Les Cop se succèdent, la déception et l’urgence persistent. La 28e Conférence des parties sur le changement climatique, organisée sous l’égide de l’Onu jusqu’au 12 décembre, se tient à… Dubaï, sous la présidence du sultan Ahmed al-Jaber, dirigeant du groupe pétrolier des Émirats arabes unis. Dans un contexte accablant : l’année 2023 sera répertoriée comme la plus chaude jamais enregistrée. Fin octobre, selon l’Onu, les températures mondiales moyennes atteignaient déjà + 1,43 °C par rapport à l’ère préindustrielle, alors que le seuil de + 1,5 °C, au pire + 2 °C, d’ici à 2100 constitue la limite fixée par le Giec pour que le climat et la vie sur Terre ne soient pas irrémédiablement bouleversés. Les États font comme si l’objectif restait atteignable, alors que les émissions de gaz à effet de serre (Ges) continuent d’augmenter : + 50 % en huit ans.

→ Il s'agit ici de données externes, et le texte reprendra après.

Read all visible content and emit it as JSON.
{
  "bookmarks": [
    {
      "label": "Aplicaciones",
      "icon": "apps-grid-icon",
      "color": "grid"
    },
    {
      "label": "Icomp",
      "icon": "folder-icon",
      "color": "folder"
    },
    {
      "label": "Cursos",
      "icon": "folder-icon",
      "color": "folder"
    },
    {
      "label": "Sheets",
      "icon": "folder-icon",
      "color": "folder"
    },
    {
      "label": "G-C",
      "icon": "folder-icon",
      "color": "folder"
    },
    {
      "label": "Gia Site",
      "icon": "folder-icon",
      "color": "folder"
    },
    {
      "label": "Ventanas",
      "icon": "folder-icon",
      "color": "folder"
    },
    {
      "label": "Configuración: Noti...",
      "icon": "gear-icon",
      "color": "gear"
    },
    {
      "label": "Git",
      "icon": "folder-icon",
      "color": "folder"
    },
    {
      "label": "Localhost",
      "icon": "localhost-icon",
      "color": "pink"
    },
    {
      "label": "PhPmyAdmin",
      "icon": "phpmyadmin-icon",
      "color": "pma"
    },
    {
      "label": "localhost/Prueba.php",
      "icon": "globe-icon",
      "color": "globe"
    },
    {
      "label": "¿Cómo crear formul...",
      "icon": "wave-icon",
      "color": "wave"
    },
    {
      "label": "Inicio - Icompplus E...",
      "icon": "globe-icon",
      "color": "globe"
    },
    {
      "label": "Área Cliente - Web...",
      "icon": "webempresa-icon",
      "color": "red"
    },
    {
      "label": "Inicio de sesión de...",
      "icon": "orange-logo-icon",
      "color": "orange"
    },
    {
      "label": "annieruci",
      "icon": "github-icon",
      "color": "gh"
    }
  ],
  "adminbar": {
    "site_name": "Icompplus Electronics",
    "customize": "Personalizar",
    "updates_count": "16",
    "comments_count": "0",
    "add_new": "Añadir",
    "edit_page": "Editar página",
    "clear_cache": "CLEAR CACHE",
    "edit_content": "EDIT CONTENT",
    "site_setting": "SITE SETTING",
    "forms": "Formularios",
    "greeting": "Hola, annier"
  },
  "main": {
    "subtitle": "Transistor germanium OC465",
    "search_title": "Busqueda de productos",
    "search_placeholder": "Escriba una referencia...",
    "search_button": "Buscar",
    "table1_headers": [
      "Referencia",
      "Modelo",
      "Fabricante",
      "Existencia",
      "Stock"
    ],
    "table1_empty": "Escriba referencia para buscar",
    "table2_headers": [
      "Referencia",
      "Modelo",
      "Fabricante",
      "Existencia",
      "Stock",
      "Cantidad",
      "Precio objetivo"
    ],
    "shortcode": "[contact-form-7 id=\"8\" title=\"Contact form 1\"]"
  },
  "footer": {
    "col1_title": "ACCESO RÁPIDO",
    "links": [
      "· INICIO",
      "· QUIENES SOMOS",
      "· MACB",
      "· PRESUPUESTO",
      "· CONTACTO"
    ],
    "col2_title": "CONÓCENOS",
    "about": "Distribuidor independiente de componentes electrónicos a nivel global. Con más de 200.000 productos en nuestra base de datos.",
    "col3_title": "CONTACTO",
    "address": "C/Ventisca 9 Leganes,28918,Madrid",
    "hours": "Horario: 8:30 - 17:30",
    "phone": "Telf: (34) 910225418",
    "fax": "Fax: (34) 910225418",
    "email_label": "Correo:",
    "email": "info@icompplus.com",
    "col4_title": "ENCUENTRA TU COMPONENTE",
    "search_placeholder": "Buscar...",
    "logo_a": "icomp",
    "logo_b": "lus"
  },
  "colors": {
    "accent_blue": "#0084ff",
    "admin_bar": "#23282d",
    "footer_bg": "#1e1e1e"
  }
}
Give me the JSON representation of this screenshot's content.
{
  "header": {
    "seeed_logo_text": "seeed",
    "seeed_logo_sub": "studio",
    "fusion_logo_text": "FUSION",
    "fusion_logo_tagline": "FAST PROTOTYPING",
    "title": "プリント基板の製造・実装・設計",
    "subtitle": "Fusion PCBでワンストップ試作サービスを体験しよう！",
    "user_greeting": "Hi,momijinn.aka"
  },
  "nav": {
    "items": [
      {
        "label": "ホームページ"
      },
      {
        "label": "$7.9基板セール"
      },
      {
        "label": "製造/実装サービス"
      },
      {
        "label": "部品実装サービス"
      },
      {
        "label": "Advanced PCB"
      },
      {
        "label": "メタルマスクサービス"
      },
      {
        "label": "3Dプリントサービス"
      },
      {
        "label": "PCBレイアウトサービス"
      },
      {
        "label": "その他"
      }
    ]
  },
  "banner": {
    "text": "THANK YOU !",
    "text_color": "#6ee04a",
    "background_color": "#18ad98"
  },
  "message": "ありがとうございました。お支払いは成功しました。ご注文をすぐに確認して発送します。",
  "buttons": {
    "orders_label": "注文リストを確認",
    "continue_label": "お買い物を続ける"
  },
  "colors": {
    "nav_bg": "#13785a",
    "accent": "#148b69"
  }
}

« Le monde n’est pas sur la bonne voie pour atteindre les objectifs à long terme », indique l’Onu dans son dernier bilan mondial. Les prospections d’énergies fossiles se poursuivent. Deux Ong, Éclaircies et Data for Good, ont publié une enquête qui liste 422 gisements de pétrole, de gaz ou de charbon exploités ou en voie de l’être à travers le monde. L’utilisation de ces ressources, qualifiées de « bombes carbone », pourrait dégager dans l’atmosphère plus de 1 000 gigatonnes d’équivalent CO2 (Gt eq CO2), dépassant ce qui reste de « budget carbone », dans un scénario à + 2 °C d’ici à 2100 (1 150 Gt, soit 1 150 milliards de tonnes).

Les ressources fossiles, plus lucratives à court terme

Cette situation intenable est pourtant soutenue par le système financier, toujours avide de profits importants et rapides, alors que, pour les banques, financer les acteurs de la transition écologique reste perçu comme plus aléatoire, au mieux rentable sur le long terme. Ainsi, en France, Bnp-Paribas et le Crédit agricole préfèrent ouvrir leurs crédits à Total (deuxième investisseur mondial dans les gisements de combustibles fossiles) sur des projets en Nouvelle-Guinée et au Mozambique, par exemple. En termes de financements accordés en 2022 à des entreprises pour des projets portant sur les énergies fossiles, Bnp-Paribas se place en 3e position mondiale, et le Crédit agricole en 6e position.

Malgré les discours officiels, les États continuent quant à eux d’accorder des permis d’exploration et d’exploitation, et même de subventionner des industries extractives ou des entreprises misant sur des technologies de captage, de compression, de stockage par injection en sous-sol du CO2, et sur toute technologie prétendant alléger l’effet de serre engendré par ces activités. Peu importe si elles ne se révèlent pas toujours abouties, si elles sont coûteuses et énergivores. La Chine, la Russie, les États-Unis et les pays du Golfe, déjà en tête des pays les plus émetteurs de Ges, le sont aussi sur les projets en cours, et ne témoignent pas d’une volonté d’agir pour en finir avec l’énergie carbonée.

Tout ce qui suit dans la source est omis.